A lot of folks have a clear vision of what they want their career to look like, then they create a plan and execute. I’ve never had such clarity or even much of a plan. There are a few probable reasons for this.
Being a first-generation college grad, I didn’t have a ton of guidance from an early age. My folks were blue-collar and lower-middle class, and the thing I remember most from childhood about what to look for in a job was take what you can get, work hard to keep it, and be thankful that you have it. This certainly instilled some good work ethic and a problematic mindset about work, but strategy is nowhere to be found in such an approach.
When I graduated college with a degree in technical communication in 2009, the economy was at a generational low-point and entry-level jobs in that field were essentially non-existent.
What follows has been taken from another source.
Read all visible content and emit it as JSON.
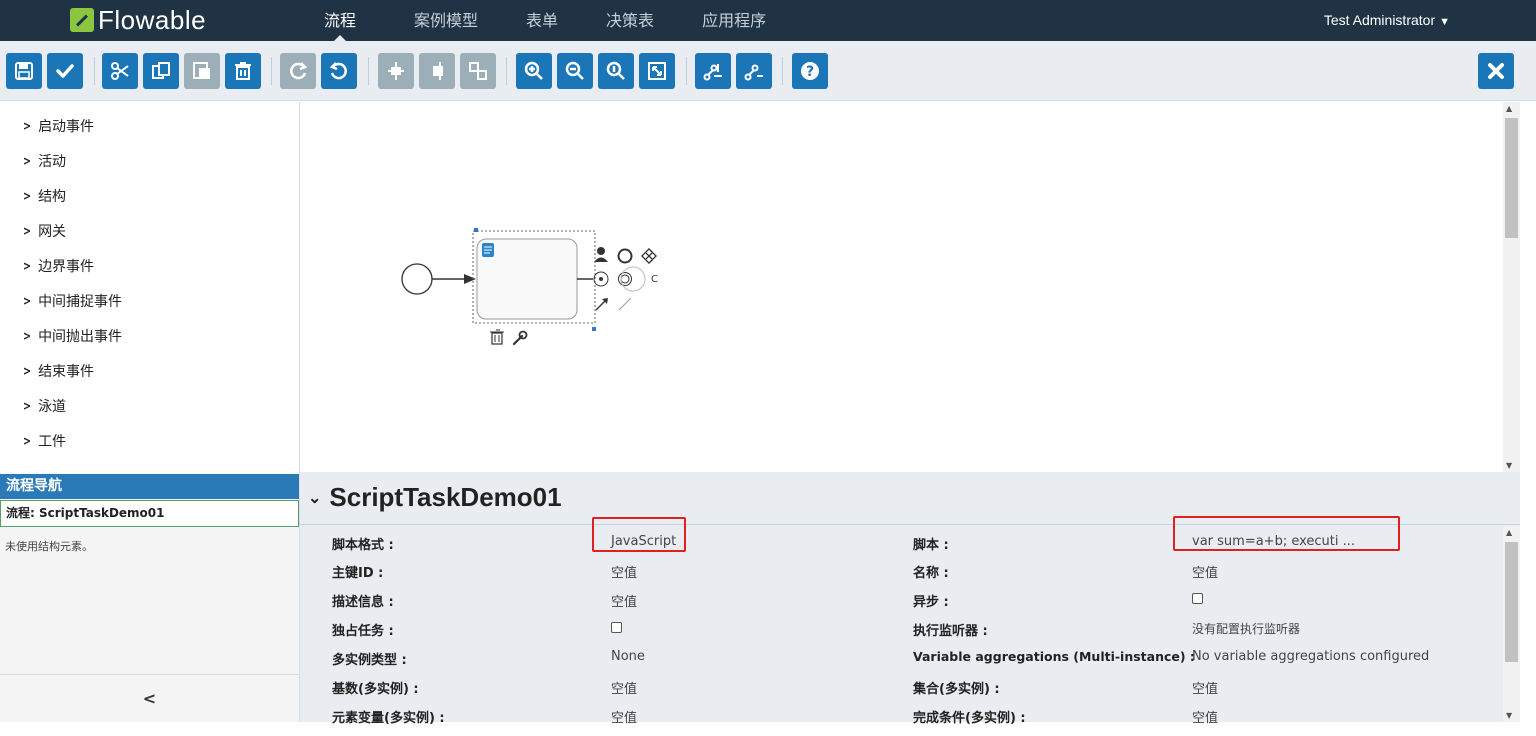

I continued to wait tables and make drinks to pay the bills while looking for a foot in the door somewhere. When I got my first internship opportunity at a PR agency, I didn’t really think much about where it would take me or even if I wanted to be there; it was an opportunity to move upward (whatever that means), and of course, I jumped on it.
I’ll spare you, dear reader, a detailed account of every twist and turn I’ve taken since that first day, but there have been quite a few. I never imagined myself as a software engineer, but I jumped on enough opportunities along the winding path that somehow got me here. I tried a lot of stuff that worked out and a lot of stuff that didn’t, and I figured out how to run as the dust settled.
This past year has been a lot of things for everyone, no doubt. For me, it’s been a chance to reflect and feel thankful for the opportunities I’ve had and sad for the losses I’ve experienced. Perhaps for the first time in my adult life, it’s provided me with space to intentionally consider my career from a more strategic perspective without the fear of impending poverty. I cannot stress how much of an advantage that is in the game of life, and it’s one I hope not to forget.
I’m at another turning point today, and I see many great opportunities before me. I don’t know if I’ll go in the direction I want, but I’m going to find out—hopefully with a bit more intention this time around.